The final section of this volume offers what are termed a series of ‘Middle English Case Studies’. John Thompson asks ‘Why Edit the Middle English Prose Brut? What's (Still) in It for Us?’. For him the dilemma faced by any future prose Brut editor is how to capture the evidence of provenance in the surviving texts and manuscripts in sufficient detail to enable a clearer and more comprehensive picture of the original production to emerge (p. 461). This seems doubtful—provenance is unlikely to be a matter of textual moment. What matters editorially is the transcription (at least) of the variant textual forms of the Brut to enable their specific textual features to be distinguished. From such materials further textual research may be possible.

The title of Marie Stansfield's ‘Parallel Texts and a Peculiar Brut: A Case Study’ might seem to offer some support for such a way of proceeding, but she is concerned with the desirability of presenting two manuscripts of what she feels to be the same version in parallel. This enables what is, in effect, an abandoning of the editorial role: ‘in this approach, judgement is transferred to the reader … the editor stops short of making any overt judgement’ (p. 475). This tactic may make things simpler for the (non) editor, but to some it may seem an example of unwise passivity.

Orietta Da Rold discusses ‘New Challenges to the Editing of Chaucer’. She offers some insights into how the relationship between codicology—particularly quire structure and ink—and text can inform editorial method. A. V. C. Schmidt discusses contamination in some manuscripts of Piers Plowman. At times the discussion has a daunting inwardness: ‘Before M was copied, its exemplar (the source of which could in principle have been ß itself) appears to have been collated with another ß manuscript, this one belonging to the multi-member ß subfamily y, more specifically of its group w of which W is the best known representative’ (p. 495). But his arguments are firmly rooted in the particularities of variation and show the thought processes of an experienced and sensitive editor.

Much of Michael Sargent's essay on Hilton's Scale of Perfection is concerned with recounting the lengthy and wholly unsuccessful efforts of a number of earlier scholars to produce an edition of this work, a history too complex to summarize here. Sargent describes a work still in progress over ninety years after the earliest modern efforts to establish Hilton's text. He concludes that his projected edition (for EETS) ‘will not privilege any of the surviving forms of the text as necessarily more ‘authoritative’ than any other … since each form of the text isThe Scale of Perfection as it was known to fifteenth-century readers’ (p. 532). One cannot help recalling Richard Beadle's comments, quoted above, about the ‘spurious validity’ of seeing ‘each copy of a text as somehow a new work in its own right’.

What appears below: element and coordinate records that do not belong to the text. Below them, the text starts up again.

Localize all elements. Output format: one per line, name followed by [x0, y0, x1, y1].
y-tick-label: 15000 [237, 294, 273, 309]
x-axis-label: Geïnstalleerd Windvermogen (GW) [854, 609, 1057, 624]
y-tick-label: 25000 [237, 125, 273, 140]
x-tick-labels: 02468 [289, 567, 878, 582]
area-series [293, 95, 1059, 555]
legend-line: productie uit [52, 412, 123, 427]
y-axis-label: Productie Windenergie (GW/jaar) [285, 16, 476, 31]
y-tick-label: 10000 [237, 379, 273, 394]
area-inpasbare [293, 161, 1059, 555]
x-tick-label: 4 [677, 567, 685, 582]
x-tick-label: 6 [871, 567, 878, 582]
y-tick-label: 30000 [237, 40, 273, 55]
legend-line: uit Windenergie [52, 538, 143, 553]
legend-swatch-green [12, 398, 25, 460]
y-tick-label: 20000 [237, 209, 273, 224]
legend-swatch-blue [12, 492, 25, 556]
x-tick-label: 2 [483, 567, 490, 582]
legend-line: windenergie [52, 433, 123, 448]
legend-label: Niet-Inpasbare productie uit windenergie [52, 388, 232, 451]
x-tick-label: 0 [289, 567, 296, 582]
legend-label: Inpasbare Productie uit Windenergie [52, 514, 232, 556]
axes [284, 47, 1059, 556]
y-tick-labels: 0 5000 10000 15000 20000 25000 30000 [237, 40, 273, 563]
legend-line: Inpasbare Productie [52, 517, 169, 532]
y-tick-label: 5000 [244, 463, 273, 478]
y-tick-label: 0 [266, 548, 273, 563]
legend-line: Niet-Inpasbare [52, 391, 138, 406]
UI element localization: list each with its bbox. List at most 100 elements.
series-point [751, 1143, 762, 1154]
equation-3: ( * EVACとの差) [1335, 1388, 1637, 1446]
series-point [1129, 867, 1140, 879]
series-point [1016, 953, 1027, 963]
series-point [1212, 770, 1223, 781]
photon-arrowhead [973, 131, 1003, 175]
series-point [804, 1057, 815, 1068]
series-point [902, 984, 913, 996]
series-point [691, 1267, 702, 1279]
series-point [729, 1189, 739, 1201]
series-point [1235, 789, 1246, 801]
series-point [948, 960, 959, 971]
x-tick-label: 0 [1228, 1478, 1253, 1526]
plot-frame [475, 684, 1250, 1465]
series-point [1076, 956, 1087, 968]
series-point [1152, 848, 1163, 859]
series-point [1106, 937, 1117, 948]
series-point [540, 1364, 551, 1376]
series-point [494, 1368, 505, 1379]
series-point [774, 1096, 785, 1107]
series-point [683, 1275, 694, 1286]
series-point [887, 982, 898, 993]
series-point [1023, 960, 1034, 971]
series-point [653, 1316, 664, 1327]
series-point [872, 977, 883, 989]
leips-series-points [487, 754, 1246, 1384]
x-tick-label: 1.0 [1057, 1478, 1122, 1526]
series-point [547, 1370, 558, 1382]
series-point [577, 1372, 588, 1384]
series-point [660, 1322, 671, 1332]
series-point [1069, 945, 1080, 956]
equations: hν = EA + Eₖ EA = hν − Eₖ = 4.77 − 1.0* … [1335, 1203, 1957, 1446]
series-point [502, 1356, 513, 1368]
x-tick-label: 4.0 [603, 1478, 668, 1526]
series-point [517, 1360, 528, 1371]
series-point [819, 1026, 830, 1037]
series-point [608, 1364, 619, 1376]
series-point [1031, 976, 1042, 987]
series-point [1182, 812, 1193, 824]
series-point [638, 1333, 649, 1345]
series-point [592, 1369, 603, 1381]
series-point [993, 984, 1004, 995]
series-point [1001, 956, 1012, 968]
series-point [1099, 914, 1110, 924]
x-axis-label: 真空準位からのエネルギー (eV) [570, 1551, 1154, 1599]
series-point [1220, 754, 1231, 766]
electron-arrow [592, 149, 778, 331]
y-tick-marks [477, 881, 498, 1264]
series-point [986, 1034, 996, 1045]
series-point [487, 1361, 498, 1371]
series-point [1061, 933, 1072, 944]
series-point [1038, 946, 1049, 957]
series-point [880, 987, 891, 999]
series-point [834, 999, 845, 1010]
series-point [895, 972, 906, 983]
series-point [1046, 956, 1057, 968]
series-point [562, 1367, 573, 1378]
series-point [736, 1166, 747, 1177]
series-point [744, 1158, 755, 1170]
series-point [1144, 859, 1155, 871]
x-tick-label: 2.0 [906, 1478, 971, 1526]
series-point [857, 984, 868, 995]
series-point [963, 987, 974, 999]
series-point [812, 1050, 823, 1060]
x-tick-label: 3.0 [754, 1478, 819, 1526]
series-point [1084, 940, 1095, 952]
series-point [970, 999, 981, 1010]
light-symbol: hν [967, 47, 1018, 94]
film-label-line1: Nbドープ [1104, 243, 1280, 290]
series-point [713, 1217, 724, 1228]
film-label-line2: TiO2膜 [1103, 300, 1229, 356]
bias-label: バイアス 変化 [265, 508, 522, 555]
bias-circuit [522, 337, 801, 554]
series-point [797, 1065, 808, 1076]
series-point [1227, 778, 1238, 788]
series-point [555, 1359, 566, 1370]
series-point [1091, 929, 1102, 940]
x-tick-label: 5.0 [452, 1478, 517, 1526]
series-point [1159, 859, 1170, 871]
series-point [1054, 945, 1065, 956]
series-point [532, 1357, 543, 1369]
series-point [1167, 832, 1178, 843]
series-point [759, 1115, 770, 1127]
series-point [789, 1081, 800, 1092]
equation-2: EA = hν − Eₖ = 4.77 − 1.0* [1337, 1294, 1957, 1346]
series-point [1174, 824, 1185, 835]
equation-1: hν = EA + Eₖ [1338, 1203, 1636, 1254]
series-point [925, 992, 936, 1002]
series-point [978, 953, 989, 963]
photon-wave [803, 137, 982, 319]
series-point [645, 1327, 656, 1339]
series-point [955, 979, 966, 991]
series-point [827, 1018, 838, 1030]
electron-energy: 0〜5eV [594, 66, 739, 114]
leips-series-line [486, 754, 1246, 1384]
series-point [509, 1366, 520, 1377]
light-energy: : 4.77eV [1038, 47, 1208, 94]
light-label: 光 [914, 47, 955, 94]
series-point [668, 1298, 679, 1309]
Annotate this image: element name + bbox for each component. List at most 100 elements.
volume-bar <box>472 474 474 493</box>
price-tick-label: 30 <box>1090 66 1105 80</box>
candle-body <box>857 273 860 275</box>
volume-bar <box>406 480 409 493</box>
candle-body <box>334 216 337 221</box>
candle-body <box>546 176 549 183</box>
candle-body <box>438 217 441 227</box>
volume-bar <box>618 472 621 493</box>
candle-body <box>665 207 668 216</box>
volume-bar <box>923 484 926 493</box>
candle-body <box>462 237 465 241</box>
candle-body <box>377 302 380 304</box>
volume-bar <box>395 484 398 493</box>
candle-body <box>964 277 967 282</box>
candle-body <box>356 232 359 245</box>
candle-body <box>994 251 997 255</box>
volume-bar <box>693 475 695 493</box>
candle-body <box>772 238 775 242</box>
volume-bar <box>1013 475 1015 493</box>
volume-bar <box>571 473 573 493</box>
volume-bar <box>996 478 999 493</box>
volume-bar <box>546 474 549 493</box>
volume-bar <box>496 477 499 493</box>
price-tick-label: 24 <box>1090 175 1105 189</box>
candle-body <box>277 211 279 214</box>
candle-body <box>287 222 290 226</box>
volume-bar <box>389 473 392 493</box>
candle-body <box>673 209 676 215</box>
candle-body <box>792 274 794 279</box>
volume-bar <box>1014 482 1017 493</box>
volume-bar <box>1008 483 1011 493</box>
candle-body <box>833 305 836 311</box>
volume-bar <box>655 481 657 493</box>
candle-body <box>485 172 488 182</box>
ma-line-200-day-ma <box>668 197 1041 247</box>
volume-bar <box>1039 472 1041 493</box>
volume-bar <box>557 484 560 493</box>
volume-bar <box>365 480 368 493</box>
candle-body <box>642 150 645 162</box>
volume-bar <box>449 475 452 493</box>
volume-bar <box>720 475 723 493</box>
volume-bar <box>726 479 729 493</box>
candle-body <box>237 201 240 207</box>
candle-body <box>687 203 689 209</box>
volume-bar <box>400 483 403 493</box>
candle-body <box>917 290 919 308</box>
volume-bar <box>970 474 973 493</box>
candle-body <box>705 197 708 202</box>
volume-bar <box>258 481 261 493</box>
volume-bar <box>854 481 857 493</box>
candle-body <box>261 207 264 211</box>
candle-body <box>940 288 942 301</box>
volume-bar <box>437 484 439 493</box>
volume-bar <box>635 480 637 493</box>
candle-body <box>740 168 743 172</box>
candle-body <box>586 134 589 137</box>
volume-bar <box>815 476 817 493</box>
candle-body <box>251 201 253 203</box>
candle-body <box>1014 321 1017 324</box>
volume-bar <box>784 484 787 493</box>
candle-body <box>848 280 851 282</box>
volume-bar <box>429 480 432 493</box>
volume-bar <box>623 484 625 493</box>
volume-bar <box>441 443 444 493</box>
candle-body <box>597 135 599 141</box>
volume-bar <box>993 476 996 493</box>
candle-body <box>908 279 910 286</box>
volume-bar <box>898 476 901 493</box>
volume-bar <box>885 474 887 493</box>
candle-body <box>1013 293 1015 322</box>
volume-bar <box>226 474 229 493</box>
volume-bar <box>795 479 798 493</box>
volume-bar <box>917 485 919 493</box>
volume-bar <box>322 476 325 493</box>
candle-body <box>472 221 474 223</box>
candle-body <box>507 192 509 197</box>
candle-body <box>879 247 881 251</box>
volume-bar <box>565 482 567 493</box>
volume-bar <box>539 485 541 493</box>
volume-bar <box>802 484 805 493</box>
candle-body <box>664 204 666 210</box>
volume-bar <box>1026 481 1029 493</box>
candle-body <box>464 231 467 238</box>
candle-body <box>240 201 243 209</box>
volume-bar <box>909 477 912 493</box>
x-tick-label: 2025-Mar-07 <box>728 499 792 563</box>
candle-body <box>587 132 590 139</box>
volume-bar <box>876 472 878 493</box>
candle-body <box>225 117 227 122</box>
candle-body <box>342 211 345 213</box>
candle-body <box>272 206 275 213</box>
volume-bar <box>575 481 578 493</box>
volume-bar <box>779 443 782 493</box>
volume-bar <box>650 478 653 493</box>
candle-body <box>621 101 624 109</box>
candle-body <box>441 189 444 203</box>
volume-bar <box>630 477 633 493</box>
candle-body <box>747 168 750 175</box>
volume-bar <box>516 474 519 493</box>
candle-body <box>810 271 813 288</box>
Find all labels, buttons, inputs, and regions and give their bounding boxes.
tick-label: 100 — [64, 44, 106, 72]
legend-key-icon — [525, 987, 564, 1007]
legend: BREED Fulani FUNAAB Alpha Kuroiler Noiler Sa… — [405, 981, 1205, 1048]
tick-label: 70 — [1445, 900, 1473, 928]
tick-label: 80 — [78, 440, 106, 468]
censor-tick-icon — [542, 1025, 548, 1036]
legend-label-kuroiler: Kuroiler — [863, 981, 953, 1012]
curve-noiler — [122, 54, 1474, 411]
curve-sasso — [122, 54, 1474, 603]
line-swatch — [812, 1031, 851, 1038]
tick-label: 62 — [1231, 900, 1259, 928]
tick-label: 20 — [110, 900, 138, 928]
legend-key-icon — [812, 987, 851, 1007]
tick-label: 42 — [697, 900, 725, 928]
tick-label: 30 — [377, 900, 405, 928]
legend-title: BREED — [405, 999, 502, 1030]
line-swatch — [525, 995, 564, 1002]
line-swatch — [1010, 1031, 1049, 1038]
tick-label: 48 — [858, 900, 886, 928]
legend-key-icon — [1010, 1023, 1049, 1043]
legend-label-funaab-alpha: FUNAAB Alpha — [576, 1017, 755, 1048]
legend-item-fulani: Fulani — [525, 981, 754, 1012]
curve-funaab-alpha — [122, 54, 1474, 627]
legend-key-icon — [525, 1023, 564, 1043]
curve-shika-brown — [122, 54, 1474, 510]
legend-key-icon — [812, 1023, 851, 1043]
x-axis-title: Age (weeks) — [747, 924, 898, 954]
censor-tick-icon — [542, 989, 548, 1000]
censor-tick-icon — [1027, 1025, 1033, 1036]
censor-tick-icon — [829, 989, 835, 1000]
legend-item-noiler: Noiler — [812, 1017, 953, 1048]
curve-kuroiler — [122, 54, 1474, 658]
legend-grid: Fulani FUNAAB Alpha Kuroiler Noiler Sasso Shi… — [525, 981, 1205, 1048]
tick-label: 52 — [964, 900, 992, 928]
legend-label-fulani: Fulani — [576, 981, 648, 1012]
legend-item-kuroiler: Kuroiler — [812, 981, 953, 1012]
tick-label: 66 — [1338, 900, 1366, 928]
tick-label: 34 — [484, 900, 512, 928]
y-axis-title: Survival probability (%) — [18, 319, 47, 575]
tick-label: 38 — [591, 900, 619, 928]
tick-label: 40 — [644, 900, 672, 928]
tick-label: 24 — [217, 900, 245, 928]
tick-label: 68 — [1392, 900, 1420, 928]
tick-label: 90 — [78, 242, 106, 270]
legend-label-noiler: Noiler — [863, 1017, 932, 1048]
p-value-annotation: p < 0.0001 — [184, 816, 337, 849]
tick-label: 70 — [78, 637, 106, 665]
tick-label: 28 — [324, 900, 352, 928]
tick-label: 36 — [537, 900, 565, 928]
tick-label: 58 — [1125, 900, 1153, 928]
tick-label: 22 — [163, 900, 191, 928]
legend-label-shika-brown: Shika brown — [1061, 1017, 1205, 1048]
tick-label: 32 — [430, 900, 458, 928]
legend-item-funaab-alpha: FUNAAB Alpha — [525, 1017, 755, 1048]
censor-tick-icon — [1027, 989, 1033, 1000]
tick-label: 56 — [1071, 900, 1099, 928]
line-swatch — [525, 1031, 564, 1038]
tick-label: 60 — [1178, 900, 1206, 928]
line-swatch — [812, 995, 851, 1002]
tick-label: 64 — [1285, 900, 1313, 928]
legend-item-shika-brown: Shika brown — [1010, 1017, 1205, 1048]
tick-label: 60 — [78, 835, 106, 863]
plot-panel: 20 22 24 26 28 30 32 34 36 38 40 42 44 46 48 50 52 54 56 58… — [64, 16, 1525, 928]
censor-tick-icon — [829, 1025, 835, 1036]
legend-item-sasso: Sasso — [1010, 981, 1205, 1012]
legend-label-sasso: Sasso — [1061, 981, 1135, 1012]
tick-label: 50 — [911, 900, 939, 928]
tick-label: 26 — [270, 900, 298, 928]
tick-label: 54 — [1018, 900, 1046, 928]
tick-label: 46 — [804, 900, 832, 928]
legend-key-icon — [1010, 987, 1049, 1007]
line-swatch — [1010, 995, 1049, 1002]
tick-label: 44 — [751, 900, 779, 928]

Overall, this volume seems rather unreflective and unfocused. Virtually all of the thirty papers originally delivered at the 2010 conference are included here. Their collective translation into print does not reflect a uniformly high quality of content. A number of those who contribute have limited (or no) experience of editing and say little of significance. A smaller volume, with some efforts at quality control, would have been more valuable. As it stands, this is a collection of limited value. Only infrequently are questions of editorial method or procedure presented in ways that offer insights likely to be of benefit to the aspiring editor.

It is unfortunate that the editors did not have the opportunity to check the ‘Abbreviations’ in this volume. Readers of The Library will be startled to find the designation ‘STC’ attached to Donald Wing's short-title catalogue, generally known as ‘Wing’ (the confusion is compounded by the fact that several contributors use the form correctly to refer to pre-1640 printed books); ‘JEGP’ and ‘PMLA’ are not abbreviations but titles; the MED is not ‘ed. by Hans Kurath and S. M. Kuhn, 1952–’, but ‘ed. by Hans Kurath, S. M. Kuhn, and R. E. Lewis, 1952–2001’; the final volume of the ‘Extra Series’ of EETS was published in 1935, even though it was for the year 1920 (at least ten volumes in this series were published after 1920). Readers of this journal in particular will regret that Henry Bradshaw's dates (1831–1886) are given incorrectly (p. 328).